Code page conversion in ODWEK

ODWEK internally runs in UTF-8, which leads to a conversion of all index and annotation data from UTF-16 (the format in which the data are sent in TCP/IP) to UTF-8. Because ODWEK is a mid-tier system, you must consider the technology used to implement the presentation layer, whether that technology can correctly display the data, and, if necessary, convert the code page of the data.

In contrast to the standard Content Manager OnDemand client, ODWEK behaves differently when it converts code pages. Because ODWEK is a mid-tier system, there is always an additional presentation layer. In most cases, the layer is a browser; however, it can also be a stand-alone Java™ application that uses the ODWEK API.

When you implement a Java application that uses ODWEK, ensure that you correctly handle the information that you pass to and retrieve from ODWEK API. Because Java works in UTF-16 Unicode internally, you can ignore data that are returned from ODWEK API functions. Java handles the conversion from UTF-8. When you pass strings to ODWEK methods, you do not need to perform any additional tasks because Java supports only string variables that are in UTF-16. The conversion to UTF-8 is done by ODWEK subroutines.
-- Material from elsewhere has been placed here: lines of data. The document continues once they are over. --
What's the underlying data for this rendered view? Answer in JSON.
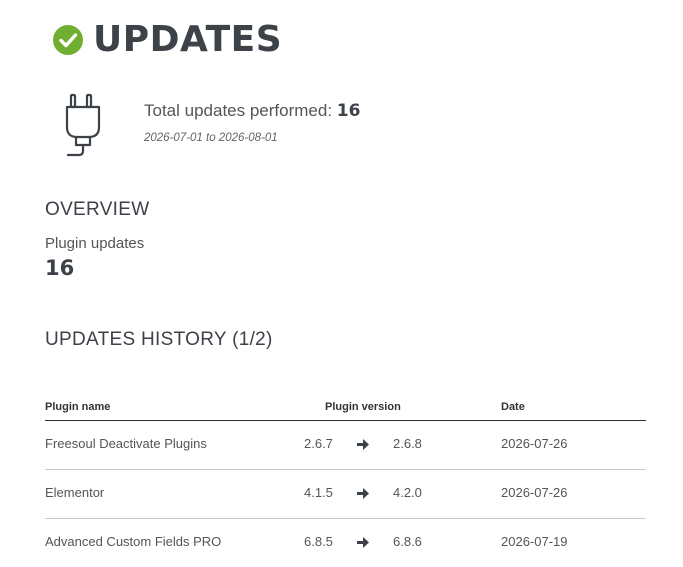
{
  "header": {
    "title": "UPDATES",
    "icon": "check-circle-icon",
    "accent_color": "#6fae2e"
  },
  "summary": {
    "icon": "plug-icon",
    "total_label": "Total updates performed:",
    "total_value": "16",
    "date_range": "2026-07-01 to 2026-08-01"
  },
  "overview": {
    "heading": "OVERVIEW",
    "plugin_updates_label": "Plugin updates",
    "plugin_updates_value": "16"
  },
  "history": {
    "heading": "UPDATES HISTORY (1/2)",
    "columns": {
      "name": "Plugin name",
      "version": "Plugin version",
      "date": "Date"
    },
    "rows": [
      {
        "name": "Freesoul Deactivate Plugins",
        "from": "2.6.7",
        "to": "2.6.8",
        "date": "2026-07-26"
      },
      {
        "name": "Elementor",
        "from": "4.1.5",
        "to": "4.2.0",
        "date": "2026-07-26"
      },
      {
        "name": "Advanced Custom Fields PRO",
        "from": "6.8.5",
        "to": "6.8.6",
        "date": "2026-07-19"
      }
    ]
  }
}
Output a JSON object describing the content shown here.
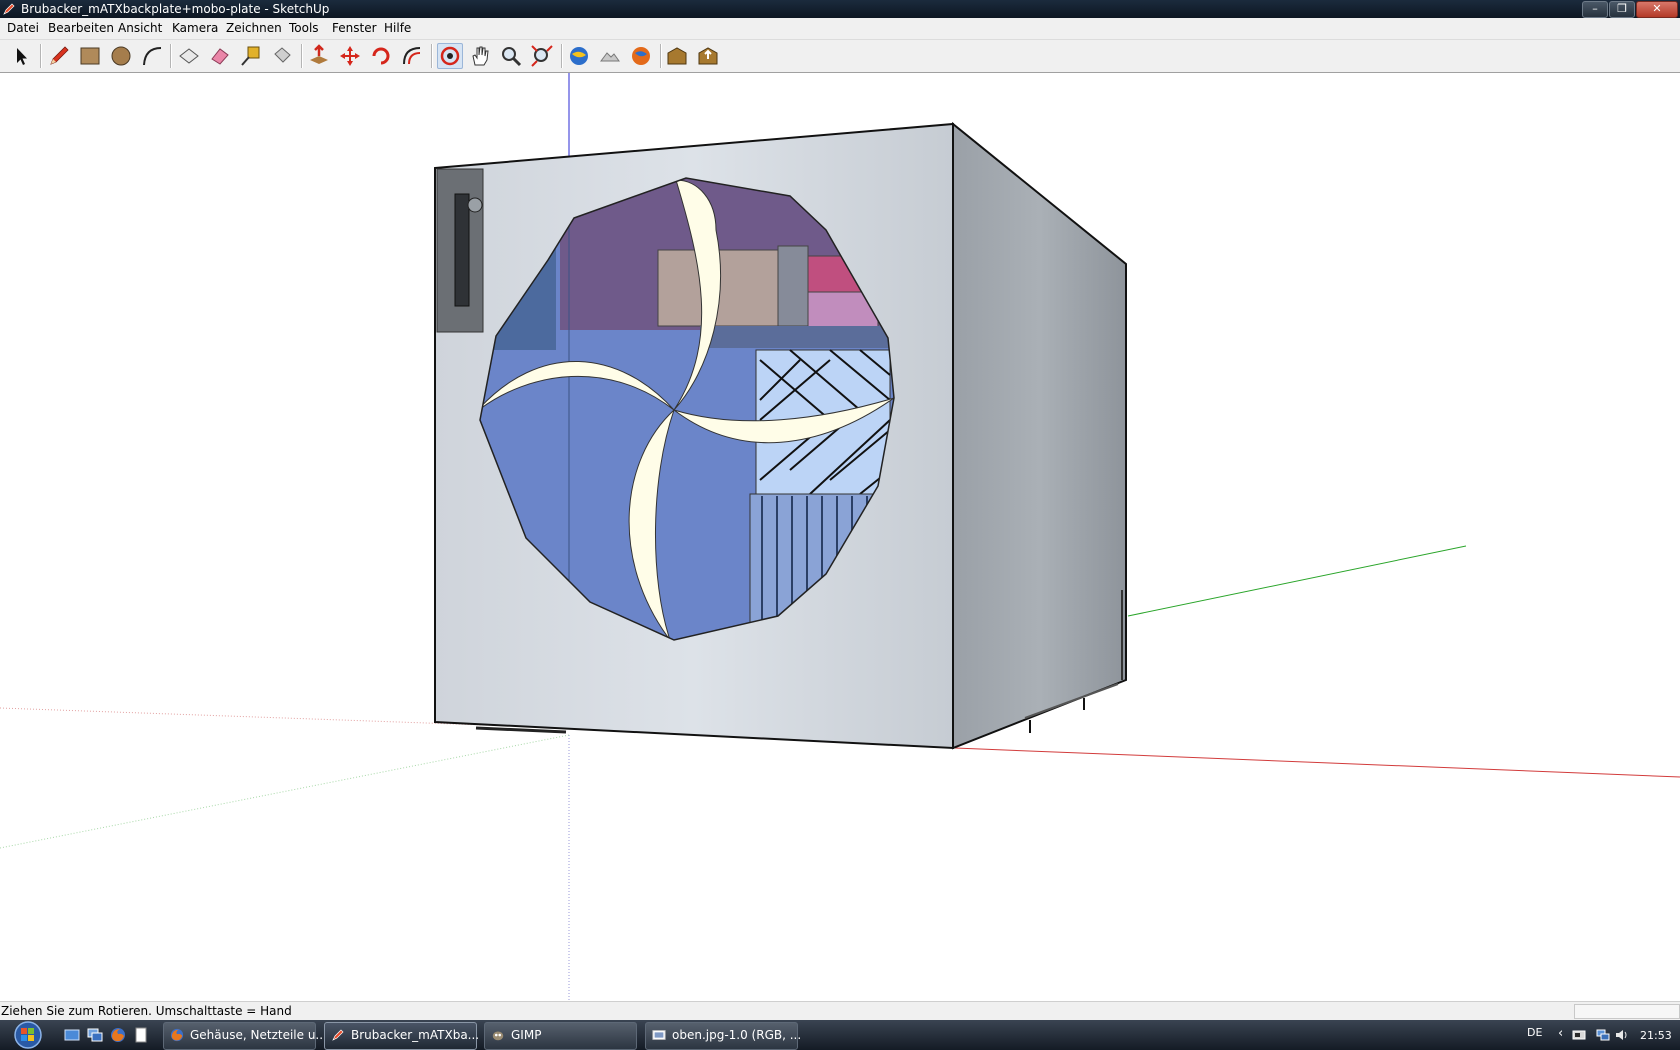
{
  "window": {
    "title": "Brubacker_mATXbackplate+mobo-plate - SketchUp",
    "app_icon": "sketchup-pencil-icon",
    "controls": [
      "minimize-icon",
      "maximize-icon",
      "close-icon"
    ]
  },
  "menu": {
    "items": [
      "Datei",
      "Bearbeiten",
      "Ansicht",
      "Kamera",
      "Zeichnen",
      "Tools",
      "Fenster",
      "Hilfe"
    ]
  },
  "toolbar": {
    "tools": [
      {
        "name": "select-tool",
        "icon": "arrow-cursor-icon"
      },
      {
        "name": "line-tool",
        "icon": "pencil-icon"
      },
      {
        "name": "rectangle-tool",
        "icon": "rectangle-icon"
      },
      {
        "name": "circle-tool",
        "icon": "circle-icon"
      },
      {
        "name": "arc-tool",
        "icon": "arc-icon"
      },
      {
        "name": "make-component-tool",
        "icon": "component-icon"
      },
      {
        "name": "eraser-tool",
        "icon": "eraser-icon"
      },
      {
        "name": "tape-measure-tool",
        "icon": "tape-measure-icon"
      },
      {
        "name": "paint-bucket-tool",
        "icon": "paint-bucket-icon"
      },
      {
        "name": "push-pull-tool",
        "icon": "push-pull-icon"
      },
      {
        "name": "move-tool",
        "icon": "move-icon"
      },
      {
        "name": "rotate-tool",
        "icon": "rotate-icon"
      },
      {
        "name": "offset-tool",
        "icon": "offset-icon"
      },
      {
        "name": "orbit-tool",
        "icon": "orbit-icon",
        "active": true
      },
      {
        "name": "pan-tool",
        "icon": "hand-icon"
      },
      {
        "name": "zoom-tool",
        "icon": "magnifier-icon"
      },
      {
        "name": "zoom-extents-tool",
        "icon": "zoom-extents-icon"
      },
      {
        "name": "google-earth-view",
        "icon": "earth-icon"
      },
      {
        "name": "get-current-view",
        "icon": "terrain-icon"
      },
      {
        "name": "toggle-terrain",
        "icon": "earth-orange-icon"
      },
      {
        "name": "get-models",
        "icon": "warehouse-icon"
      },
      {
        "name": "share-model",
        "icon": "warehouse-share-icon"
      }
    ]
  },
  "status": {
    "text": "Ziehen Sie zum Rotieren.  Umschalttaste = Hand",
    "measurements_value": ""
  },
  "taskbar": {
    "quicklaunch": [
      "show-desktop-icon",
      "switch-windows-icon",
      "firefox-icon",
      "notepad-icon"
    ],
    "tasks": [
      {
        "label": "Gehäuse, Netzteile u...",
        "icon": "firefox-icon"
      },
      {
        "label": "Brubacker_mATXba...",
        "icon": "sketchup-pencil-icon",
        "active": true
      },
      {
        "label": "GIMP",
        "icon": "gimp-icon"
      },
      {
        "label": "oben.jpg-1.0 (RGB, ...",
        "icon": "gimp-image-icon"
      }
    ],
    "tray": {
      "language": "DE",
      "icons": [
        "show-hidden-icons-icon",
        "network-icon",
        "volume-icon",
        "safely-remove-icon"
      ],
      "clock": "21:53"
    }
  },
  "colors": {
    "titlebar": "#111c28",
    "menubar": "#f0f0f0",
    "red_axis": "#d23b3b",
    "green_axis": "#2aa52a",
    "blue_axis": "#2b2bd6",
    "fan_blue": "#6b85c9",
    "fan_blade": "#fffde8"
  }
}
Despite the internal conversion to UTF-8, ODWEK does not do any other conversion on indexes. Therefore, a client that displays index data that is received through the ODWEK API must correctly handle UTF-8 Unicode data. If you deliver index data to any external applications by using your ODWEK-based Java application, you must ensure that those applications can handle Unicode data or you must convert the data manually. The same implications apply if you want to save any indexes or annotation data to file. If you do not perform any explicit conversion, the data is written as a Unicode data stream. As web browsers usually can display and send UTF-8 data, it is not a problem when you implement web applications.

For the document data, you can handle the conversion in different ways. If you request raw native document data, ODWEK returns the data in its unaltered form: In the same code page in which it was archived. When you request the line data to be displayed by using an applet, ODWEK sends the UTF-8 ASCII data to the applet, but only standard HTML code containing applet invocation code is returned. When you request an ASCII conversion, ODWEK returns a UTF-8 ASCII converted representation of the original AFP or line data document. For most other document types, ODWEK works the same as the Content Manager OnDemand Windows client: it passes the data in the format that is native to the data format.